La crise de la COVID-19 fait ressortir l’importance du travail de plusieurs acteurs-clés de notre société dont la contribution était jusqu’à maintenant méconnue, banalisée, voire dévalorisée. C’est le cas des préposées aux bénéficiaires (PAB) dont la pénurie s’avère dramatique dans la situation actuelle.

Je suis infirmière depuis 39 ans. J’ai travaillé en milieu hospitalier, en CLSC et en CHSLD dans le réseau public. Dans tous ces milieux, les soins dits « de base » effectués par les PAB, les infirmières et les infirmières auxiliaires, sont des activités peu valorisées. Or, en l’absence de ces soins, aussi appelés soins d’entretien de la vie**, tous les autres soins sont touchés. Ils sont vitaux.

Les soins de base sont des soins d’assistance visant, entre autres, l’hygiène, l’alimentation, l’élimination, la respiration, la mobilité, le confort, la communication, le maintien de la température corporelle. Ces soins stimulent les forces vives de la personne, la réconfortent, maintiennent ses capacités, l’aident à garder une image corporelle digne et à conserver son identité personnelle. Ils sont des moments privilégiés d’écoute, de partage, d’humanité et de reconnaissance de l’autre.

Les soins infirmiers de base sont souvent perçus à tort comme étant simples. Ils ne sont pas high tech. Ils nécessitent plutôt des connaissances, des habiletés et des compétences particulières qui relèvent du high care pour faire face à des défis tels que : 

– Susciter la collaboration d’une personne, affaiblie, souffrante qui, de surcroît, peut avoir de la difficulté à communiquer ou des atteintes cognitives ;

– Prodiguer ces soins sans provoquer ou augmenter les symptômes (douleur, nausée, spasmes) ;

– Tenir compte des préférences de la personne, de ses fragilités et agir en fonction des risques (chute, plaie, infection, difficulté à avaler) ;

– Préserver la dignité de la personne et la protéger du regard des autres dans un environnement qui s’y prête peu ;

– Favoriser l’autonomie et prendre le temps de laisser la personne faire elle-même ce dont elle est capable dans un contexte où chaque minute compte ;

– Réduire le malaise lié au fait de recevoir des soins intimes.

Depuis les années 80, les soins infirmiers « de base » ont été majoritairement confiés aux PAB sous la supervision des infirmières et des infirmières auxiliaires. L’évaluation réalisée par les infirmières permet aux PAB et aux infirmières auxiliaires de bien connaître les besoins et de personnaliser leurs actions auprès de nos aînés, ainsi que les directives et les précautions particulières à chaque personne.

Le ratio actuel infirmières-patients nettement insuffisant limite cette évaluation et la communication avec les membres de l’équipe soignante. Celle-ci représente trop souvent un défi quasi insurmontable.

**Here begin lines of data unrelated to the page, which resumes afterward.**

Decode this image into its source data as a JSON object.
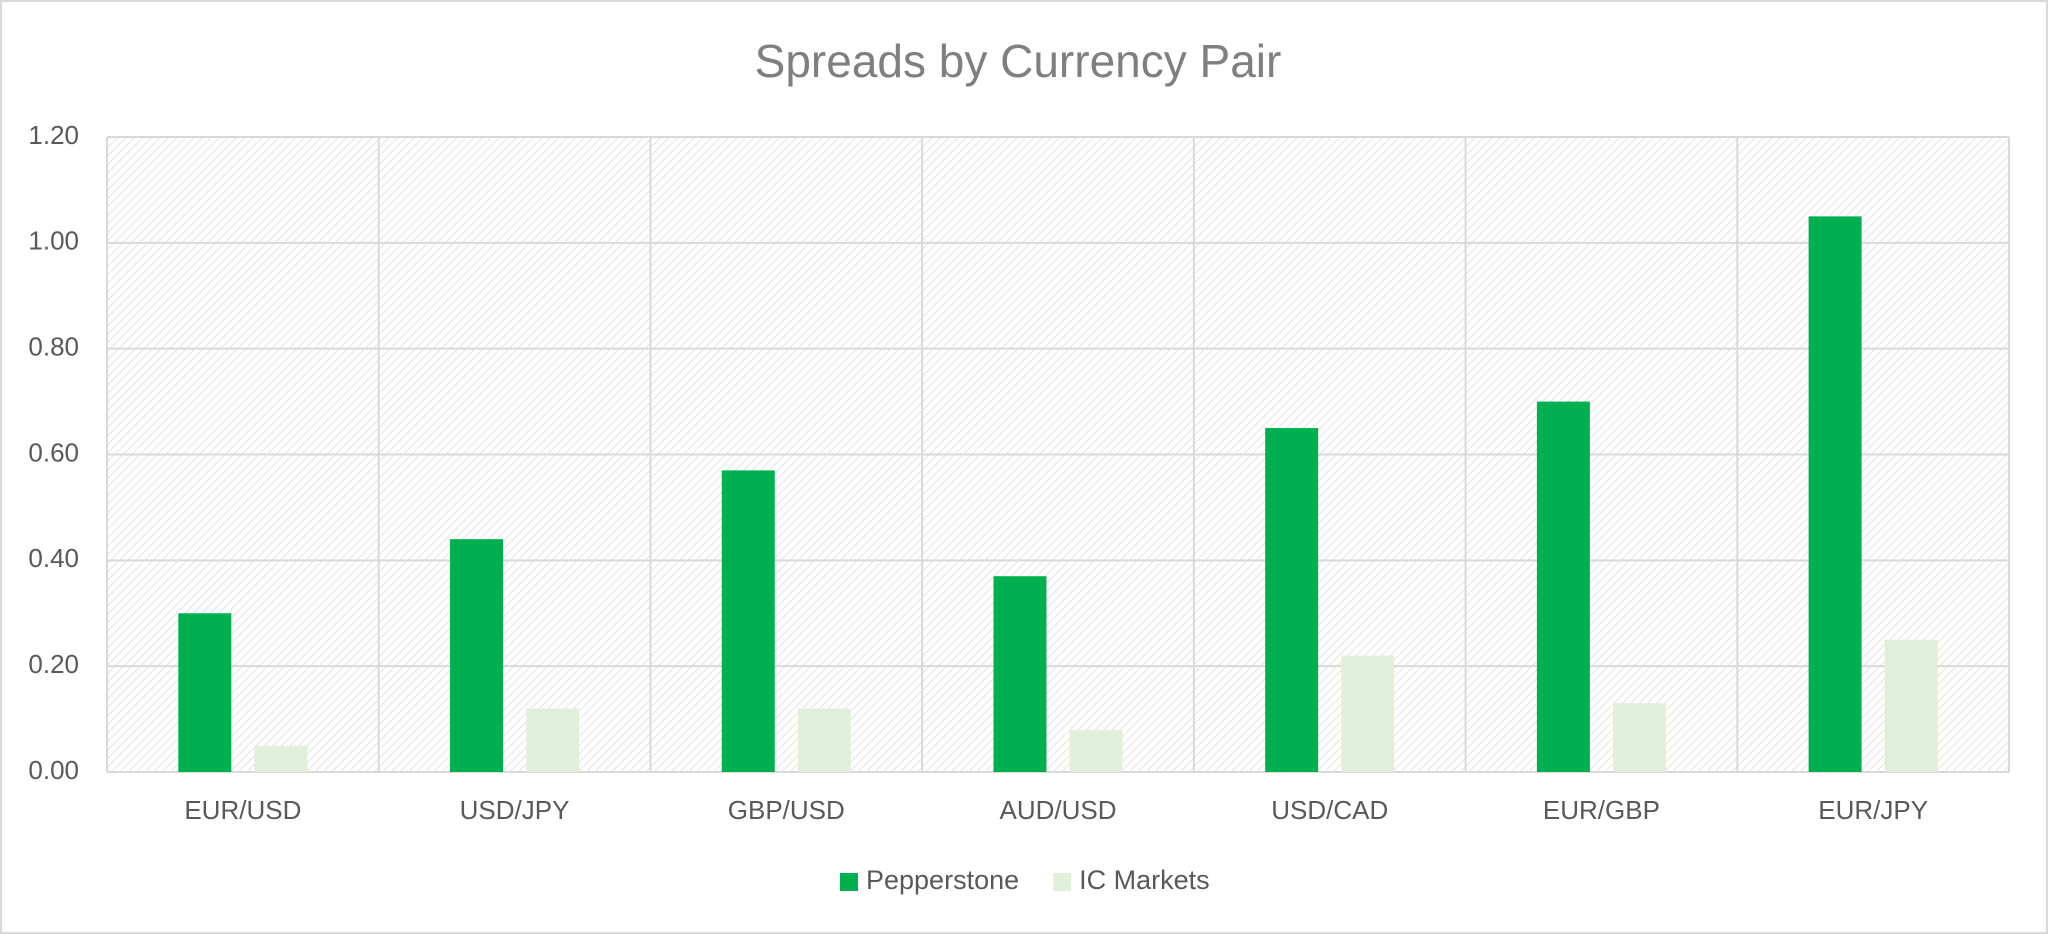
{
  "chart_data": {
    "type": "bar",
    "title": "Spreads by Currency Pair",
    "categories": [
      "EUR/USD",
      "USD/JPY",
      "GBP/USD",
      "AUD/USD",
      "USD/CAD",
      "EUR/GBP",
      "EUR/JPY"
    ],
    "series": [
      {
        "name": "Pepperstone",
        "color": "#00b050",
        "values": [
          0.3,
          0.44,
          0.57,
          0.37,
          0.65,
          0.7,
          1.05
        ]
      },
      {
        "name": "IC Markets",
        "color": "#e2efda",
        "values": [
          0.05,
          0.12,
          0.12,
          0.08,
          0.22,
          0.13,
          0.25
        ]
      }
    ],
    "ylim": [
      0,
      1.2
    ],
    "yticks": [
      {
        "value": 0,
        "label": "0.00"
      },
      {
        "value": 0.2,
        "label": "0.20"
      },
      {
        "value": 0.4,
        "label": "0.40"
      },
      {
        "value": 0.6,
        "label": "0.60"
      },
      {
        "value": 0.8,
        "label": "0.80"
      },
      {
        "value": 1.0,
        "label": "1.00"
      },
      {
        "value": 1.2,
        "label": "1.20"
      }
    ],
    "grid": true,
    "legend": "bottom"
  }
}
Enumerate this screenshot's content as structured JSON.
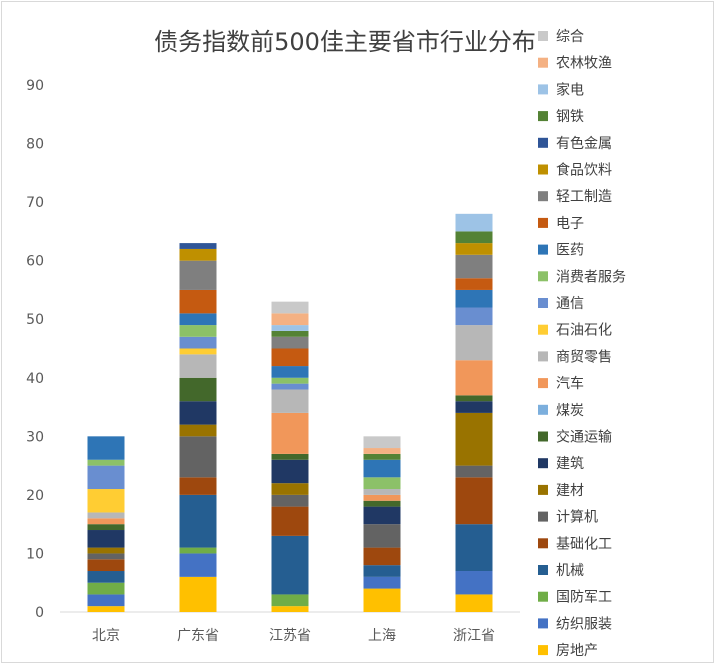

Ajoutée au manque de continuité des soins par du personnel régulier, cette situation mène à la dépersonnalisation des soins de base, limite leur qualité et augmente l’anxiété des personnes soignées et de leurs proches.

Quiconque a été très malade, vulnérable, incapable de prendre soin de soi est en mesure de comprendre toute l’importance des soins infirmiers de base.

Il est grand temps que le travail high care de l’équipe de soins infirmiers, en particulier celui des préposées aux bénéficiaires, soit soutenu et reconnu à sa juste valeur.

** Dallaire, C. (dir.) (2008), Le savoir infirmier, Gaétan Morin éd.

* Cosignataires, en collaboration avec le Groupe de concertation et d’influence en soins infirmiers du Québec (GCISIQ-QNCIQ) : Lise Belzile, infirmière à la retraite ; Sylvain Brousseau, infirmier ; Marcela Ferrada-Videla, infirmière ; Lisette Gagnon, infirmière à la retraite ; Johanne Goudreau, infirmière ; Laurie Gottlieb, infirmière ; Michel Lemay, infirmier ; Geneviève Ménard, infirmière ; Carmen Millar, infirmière à la retraite ; Patricia O’Connor, infirmière ; Isabelle Parisien, infirmière ; Jeannine Pelland, infirmière à la retraite ; Jacinthe Pépin, infirmière ; Hélène Racine, infirmière ; Nicole Ricard, infirmière à la retraite ; Andréanne Saucier, infirmière ; Claire Thibault, infirmière à la retraite.